Milrinone is a potent selective inhibitor of type III phosphodiesterase. It is used to improve cardiac output by inotropic effect and reduction of afterload. In addition, milrinone may improve myocardial relaxation between contractions. Milrinone is used as a first-line agent for children who have undergone cardiac surgery for prevention of low cardiac output syndrome and as second-line therapy for children with vasoconstriction septic shock.
A clear relationship between the dose or plasma concentration of milrinone and its efficacy or toxicity in children has yet to be defined, because of limitations and inconsistencies in the existing pharmacokinetic literature. The adverse effects of milrinone include sinus tachycardia, arrhythmia, hypotension requiring vasopressor therapy, gastrointestinal upset (feed intolerance, bleeding, vomiting, and diarrhea), and central nervous system disturbance (agitation and seizures). The half-life of milrinone was about 2 h in healthy adult volunteers but was prolonged in patients with renal impairment, in infants younger than 1 year, and in neonates. Dose adjustment is recommended for these groups.

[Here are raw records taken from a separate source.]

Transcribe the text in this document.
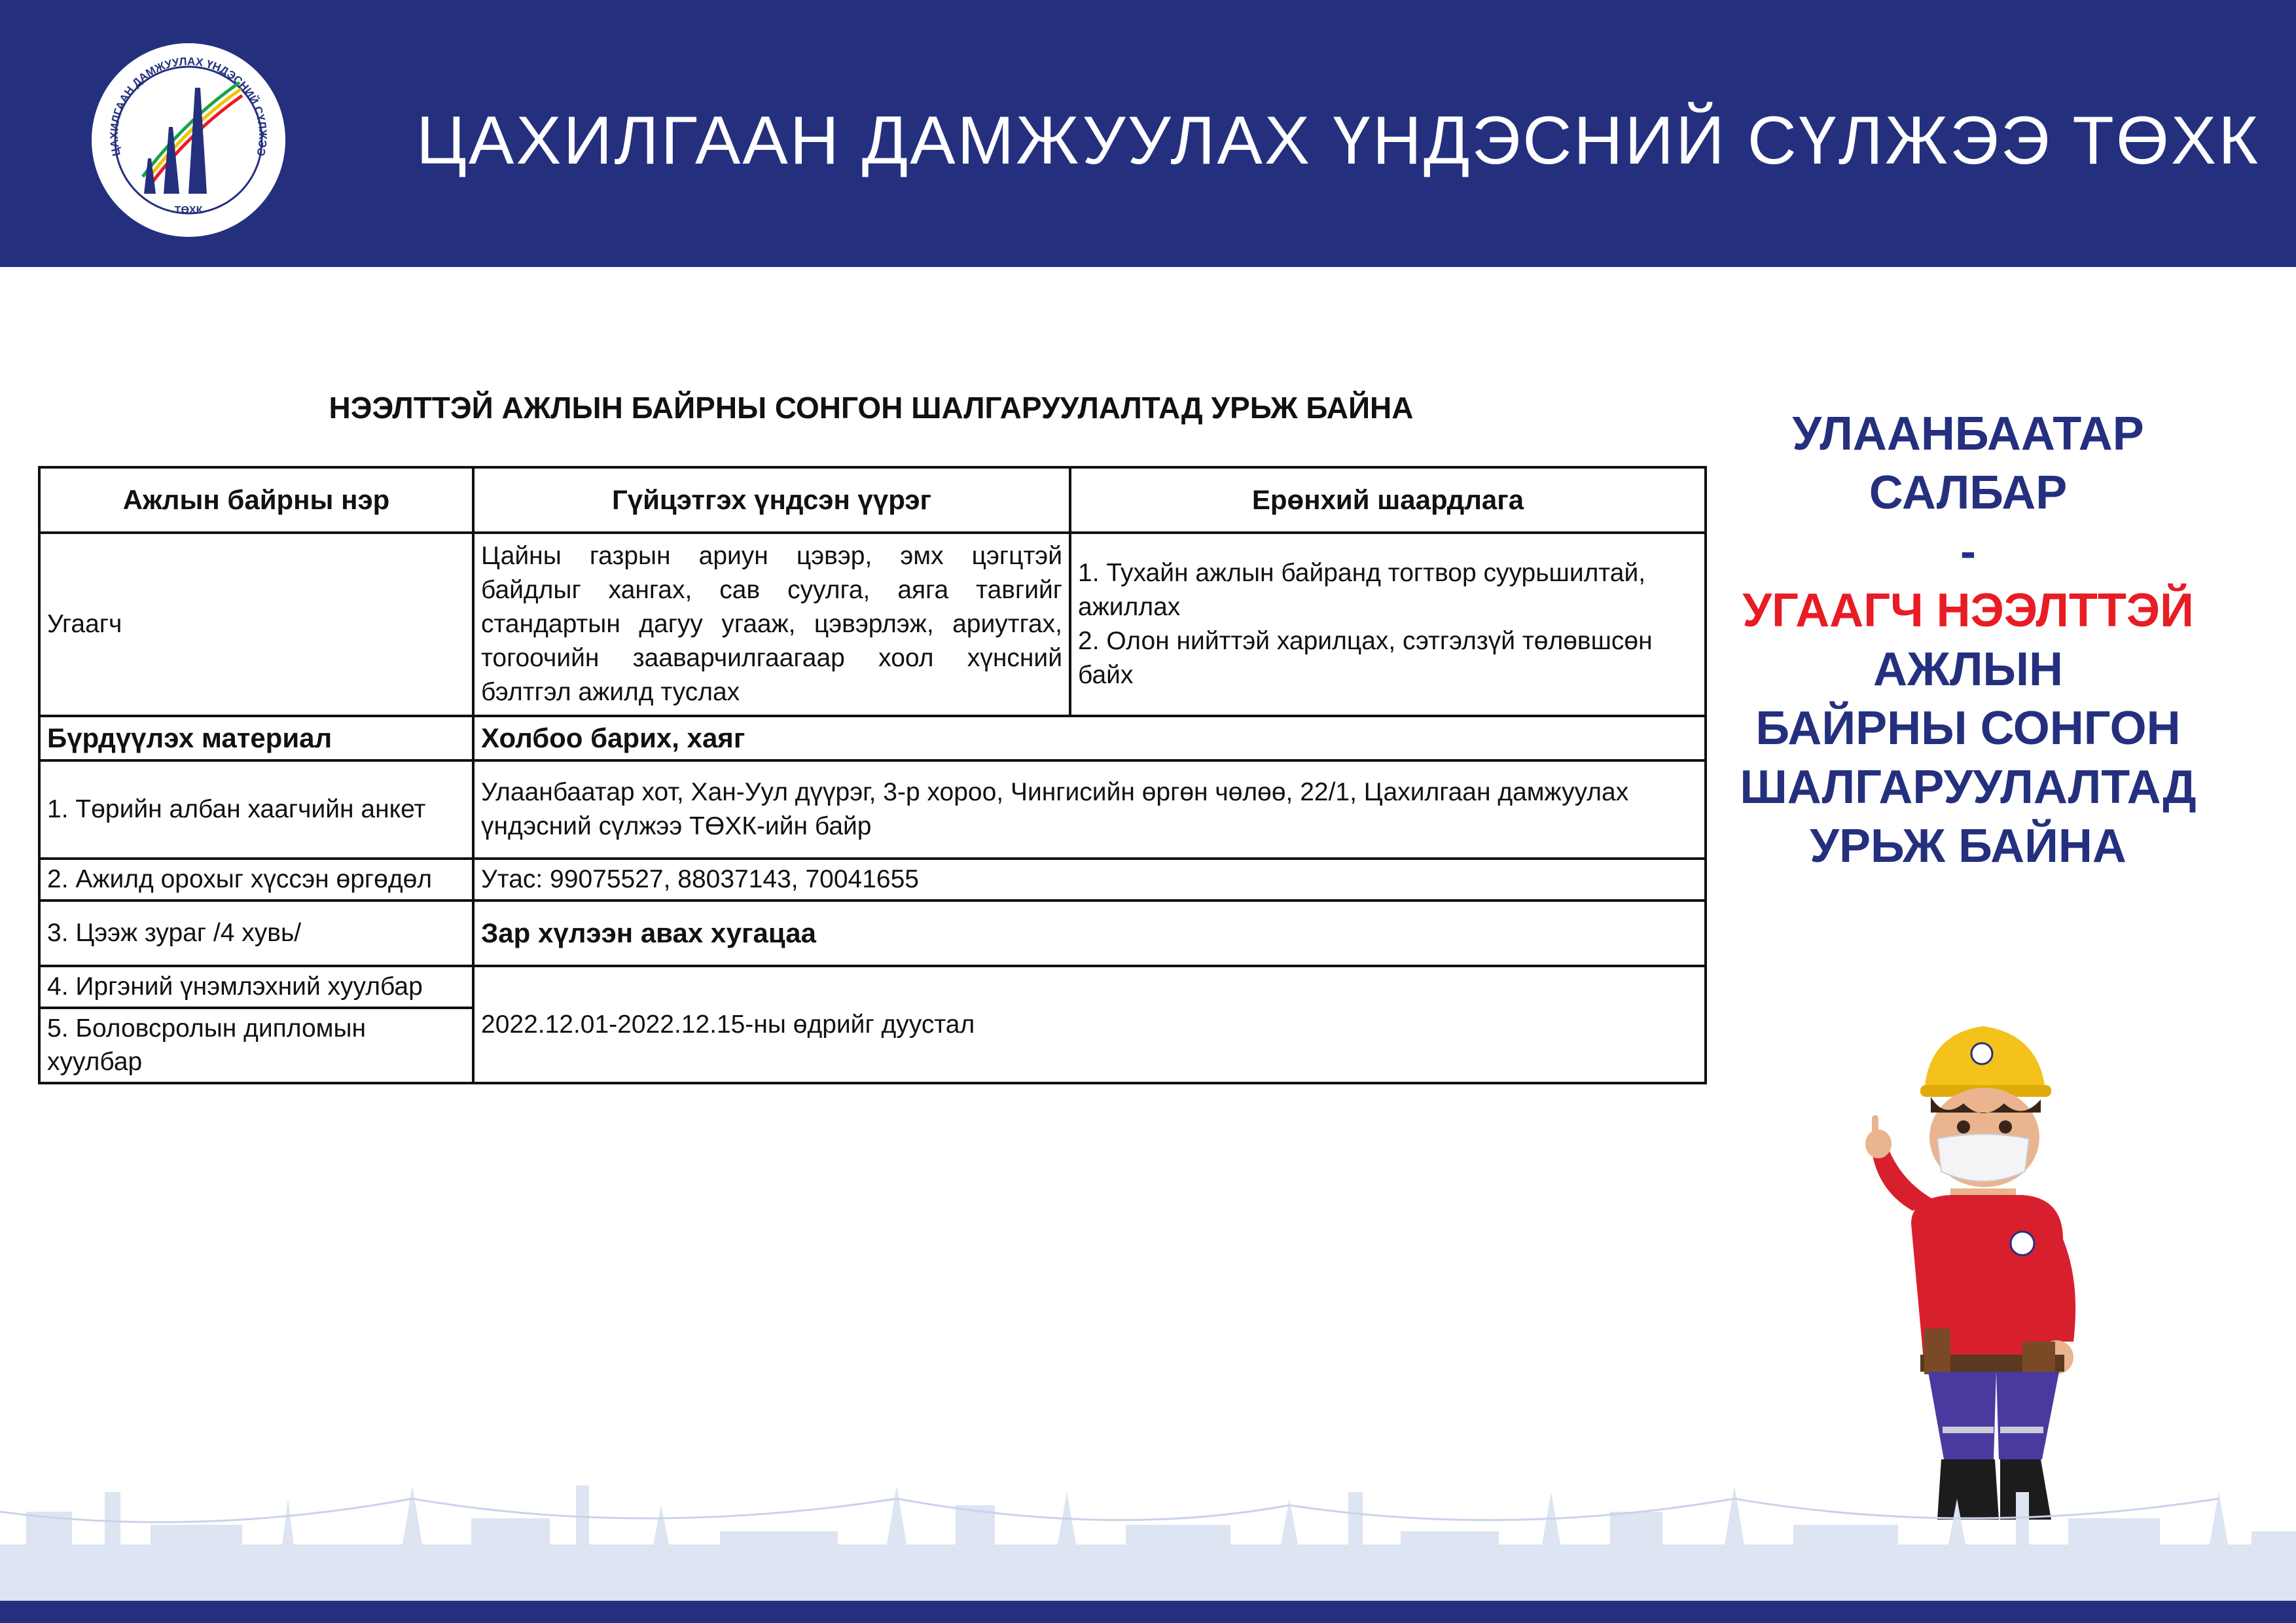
ЦАХИЛГААН ДАМЖУУЛАХ ҮНДЭСНИЙ СҮЛЖЭЭ
ТӨХК
ЦАХИЛГААН ДАМЖУУЛАХ ҮНДЭСНИЙ СҮЛЖЭЭ ТӨХК
НЭЭЛТТЭЙ АЖЛЫН БАЙРНЫ СОНГОН ШАЛГАРУУЛАЛТАД УРЬЖ БАЙНА
Ажлын байрны нэр	Гүйцэтгэх үндсэн үүрэг	Ерөнхий шаардлага
Угаагч	Цайны газрын ариун цэвэр, эмх цэгцтэй байдлыг хангах, сав суулга, аяга тавгийг стандартын дагуу угааж, цэвэрлэж, ариутгах, тогоочийн зааварчилгаагаар хоол хүнсний бэлтгэл ажилд туслах	1. Тухайн ажлын байранд тогтвор суурьшилтай, ажиллах
2. Олон нийттэй харилцах, сэтгэлзүй төлөвшсөн байх

Бүрдүүлэх материал	Холбоо барих, хаяг	
1. Төрийн албан хаагчийн анкет	Улаанбаатар хот, Хан-Уул дүүрэг, 3-р хороо, Чингисийн өргөн чөлөө, 22/1, Цахилгаан дамжуулах үндэсний сүлжээ ТӨХК-ийн байр	
2. Ажилд орохыг хүссэн өргөдөл	Утас: 99075527, 88037143, 70041655	
3. Цээж зураг /4 хувь/	Зар хүлээн авах хугацаа	
4. Иргэний үнэмлэхний хуулбар	2022.12.01-2022.12.15-ны өдрийг дуустал	
5. Боловсролын дипломын хуулбар		
УЛААНБААТАР
САЛБАР
-
УГААГЧ НЭЭЛТТЭЙ
АЖЛЫН
БАЙРНЫ СОНГОН
ШАЛГАРУУЛАЛТАД
УРЬЖ БАЙНА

At The Hospital for Sick Children in Toronto, Ontario, the loading dose for milrinone (at the time of study) was 50 Fg/kg, and 3 options were available for maintenance therapy: 0.33, 0.66, and 0.99 Fg/kg per minute. No modifications were recommended to address patient-specific factors such as age or renal function. In the literature, the dosing recommendations for children include initial loading dose of 50 Fg/kg to 75 Fg/kg, followed by infusion at a rate of 0.5 Fg/kg per minute up to 1 Fg/kg per minute. Viagra Professional
Given the vulnerability of the population requiring milri- none and the frequency of renal dysfunction in critically ill children, this study was performed to determine dosing practices for and clinical outcomes of children receiving milrinone. The primary objective was to describe milrinone use in critically ill children. The secondary objective was to explore the association between milrinone dosing and the proportion of patients experiencing low cardiac output syndrome (despite milrinone therapy) or adverse drug-related events.